Frau Wurzbach schaute in die Runde. „Super, meine Herrschaften, fast überall leere Teller. Aber Sie wissen ja, Nachtisch gibt es erst, wenn alle aufgegessen haben.”
Almut verzog das Gesicht. „Finden Sie das lustig, Frau Wurzbach?“
„Sie nicht?“ Wieder erscholl ihr Lachen. Da bemerkte Hilde, dass Ruth zitterte. Tröstend legte sie ihr einen Arm um die Schultern.

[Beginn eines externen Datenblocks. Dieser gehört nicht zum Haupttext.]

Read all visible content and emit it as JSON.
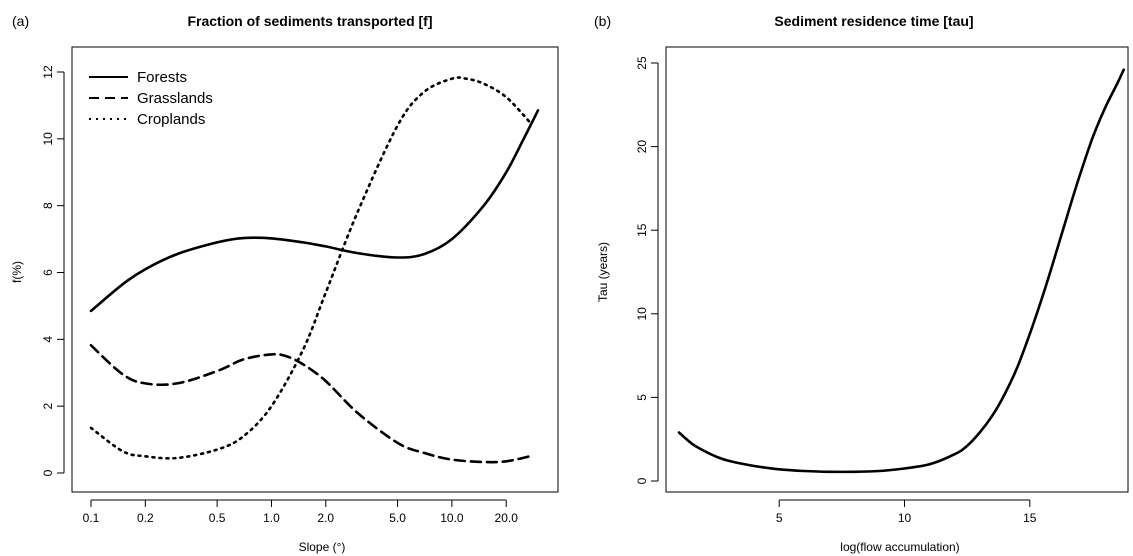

„Du musst nicht aufessen, Liebes. Alles nur Quatsch und Schikane.”
Almut beugte sich vor. „Wenn du willst, Ruth, geh'n wir gleich in die Küche und machen dir ein schönes Rührei.”
Prima Idee! Patente Frau, diese Almut.
Ruth begann zu weinen. Vor Erleichterung, das merkte man. Trotzdem machte es Hilde wütend. „Seh'n Sie, was Sie da angerichtet haben, Sie blöde Kuh!”, schrie sie in Frau Wurzbachs Richtung. Die Tischrunde schaute erschrocken auf. Almut versetzte Hilde unter dem Tisch einen Tritt gegen das Bein. Aber Hilde schimpfte weiter. „Ist doch wahr! Eine Kuh ist sie. Dazu noch sadistisch. Wird man doch wohl sagen dürfen.”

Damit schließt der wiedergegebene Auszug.